Pour comprendre les pannes électriques qu'on rencontre dans le 20e arrondissement, il faut accepter une réalité que peu d'électriciens jeunes maîtrisent : le 20e cumule quatre strates de bâti, parfois croisées dans le même immeuble, qui réclament chacune une approche différente. Le tableau électrique, c'est le cerveau de votre logement. À Paris 20, les installations des années 70 méritent attention.
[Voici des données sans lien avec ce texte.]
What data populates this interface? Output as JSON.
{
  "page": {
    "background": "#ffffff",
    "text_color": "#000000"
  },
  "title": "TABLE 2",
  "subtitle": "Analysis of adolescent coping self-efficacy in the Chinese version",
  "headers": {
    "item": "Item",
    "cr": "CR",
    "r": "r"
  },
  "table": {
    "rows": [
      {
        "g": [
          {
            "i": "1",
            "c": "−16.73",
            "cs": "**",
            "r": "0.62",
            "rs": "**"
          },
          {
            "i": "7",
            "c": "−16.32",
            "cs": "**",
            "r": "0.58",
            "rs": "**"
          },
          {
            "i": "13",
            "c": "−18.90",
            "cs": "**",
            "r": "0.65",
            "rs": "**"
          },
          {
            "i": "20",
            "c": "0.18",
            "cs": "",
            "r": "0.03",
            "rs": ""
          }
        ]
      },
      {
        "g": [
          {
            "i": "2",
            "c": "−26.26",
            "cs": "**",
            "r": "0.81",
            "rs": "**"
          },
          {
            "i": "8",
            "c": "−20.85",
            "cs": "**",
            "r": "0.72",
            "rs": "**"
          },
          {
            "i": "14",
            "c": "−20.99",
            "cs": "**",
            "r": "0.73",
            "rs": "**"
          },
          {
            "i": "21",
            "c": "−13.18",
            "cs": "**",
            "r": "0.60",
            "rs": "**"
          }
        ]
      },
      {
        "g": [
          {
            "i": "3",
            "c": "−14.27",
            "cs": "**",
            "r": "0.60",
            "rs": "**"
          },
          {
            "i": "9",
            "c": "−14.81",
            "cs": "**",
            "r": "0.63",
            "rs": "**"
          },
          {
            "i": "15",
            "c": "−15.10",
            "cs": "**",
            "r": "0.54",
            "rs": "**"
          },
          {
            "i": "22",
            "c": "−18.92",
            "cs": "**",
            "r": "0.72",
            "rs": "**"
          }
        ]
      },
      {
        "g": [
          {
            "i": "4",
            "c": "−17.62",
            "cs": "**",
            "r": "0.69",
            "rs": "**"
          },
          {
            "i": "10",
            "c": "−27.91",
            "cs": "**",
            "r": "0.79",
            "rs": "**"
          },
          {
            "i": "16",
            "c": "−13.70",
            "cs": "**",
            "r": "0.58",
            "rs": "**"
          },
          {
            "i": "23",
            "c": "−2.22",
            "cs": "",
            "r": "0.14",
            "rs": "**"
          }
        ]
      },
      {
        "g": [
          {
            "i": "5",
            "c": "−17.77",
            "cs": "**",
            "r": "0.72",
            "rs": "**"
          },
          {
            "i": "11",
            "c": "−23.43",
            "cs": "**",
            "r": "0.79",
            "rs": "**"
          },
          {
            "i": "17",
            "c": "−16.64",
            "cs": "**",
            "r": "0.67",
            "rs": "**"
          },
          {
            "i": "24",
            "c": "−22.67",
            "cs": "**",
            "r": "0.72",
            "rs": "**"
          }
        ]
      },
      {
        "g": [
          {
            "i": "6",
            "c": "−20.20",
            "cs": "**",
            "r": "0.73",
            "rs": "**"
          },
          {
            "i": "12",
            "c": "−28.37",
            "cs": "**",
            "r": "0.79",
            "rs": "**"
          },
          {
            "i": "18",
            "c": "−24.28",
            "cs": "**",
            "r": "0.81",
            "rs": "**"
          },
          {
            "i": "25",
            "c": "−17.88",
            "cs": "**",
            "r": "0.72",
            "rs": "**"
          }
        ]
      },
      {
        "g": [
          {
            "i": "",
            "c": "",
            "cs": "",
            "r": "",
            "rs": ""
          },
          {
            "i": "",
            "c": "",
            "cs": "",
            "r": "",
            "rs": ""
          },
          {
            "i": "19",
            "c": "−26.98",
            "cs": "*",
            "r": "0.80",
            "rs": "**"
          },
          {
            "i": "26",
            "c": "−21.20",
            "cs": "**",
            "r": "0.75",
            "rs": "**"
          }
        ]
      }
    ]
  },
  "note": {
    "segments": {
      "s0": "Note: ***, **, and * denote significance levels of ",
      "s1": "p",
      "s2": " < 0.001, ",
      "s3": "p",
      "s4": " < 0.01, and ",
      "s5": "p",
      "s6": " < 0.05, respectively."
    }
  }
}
Strate 1 : les immeubles haussmanniens tardifs autour du Père-Lachaise. Concentrés sur les abords du cimetière du Père-Lachaise (44 hectares, ouvert en 1804), boulevard de Charonne, avenue Gambetta, avenue du Père-Lachaise, ces immeubles relèvent d'un bâti haussmannien tardif et post-haussmannien de standing intermédiaire. L'électricité d'origine était modeste : éclairage simple, prises 2P de distribution, fusibles porcelaine au tableau de palier, distribution en cuivre nu sur isolateurs ou en goulotte d'origine. La plupart de ces installations ont été reprises au moins une fois dans les années 1960-1970, puis une seconde fois dans les années 2000-2020 à l'occasion de rénovations lourdes. On y trouve aujourd'hui un mélange caractéristique : tableau modulaire récent avec différentiel 30 mA, dorsale 1960-1970 partiellement reprise, et quelques résidus d'origine sur des circuits non rénovés.
Strate 2 : les anciens ateliers d'artistes et immeubles 1920-1940 de Ménilmontant. À partir de 1900, Ménilmontant et le haut Belleville ont accueilli une concentration d'ateliers d'artistes édifiés sur les pentes des rues Sorbier, Olivier-Métra, des Cascades. Ces ateliers présentent une géométrie singulière (double hauteur, verrières zénithales, mezzanines) et une électrification d'origine très limitée. La plupart ont été reconvertis en lofts depuis les années 1990, ce qui suppose des installations électriques ajoutées par couches successives. Particularité : la combinaison de hauteurs sous plafond importantes, de cuisines ouvertes équipées, et de configurations atypiques multiplie les circuits, les calibres à dimensionner correctement, et les zones de risque potentiel.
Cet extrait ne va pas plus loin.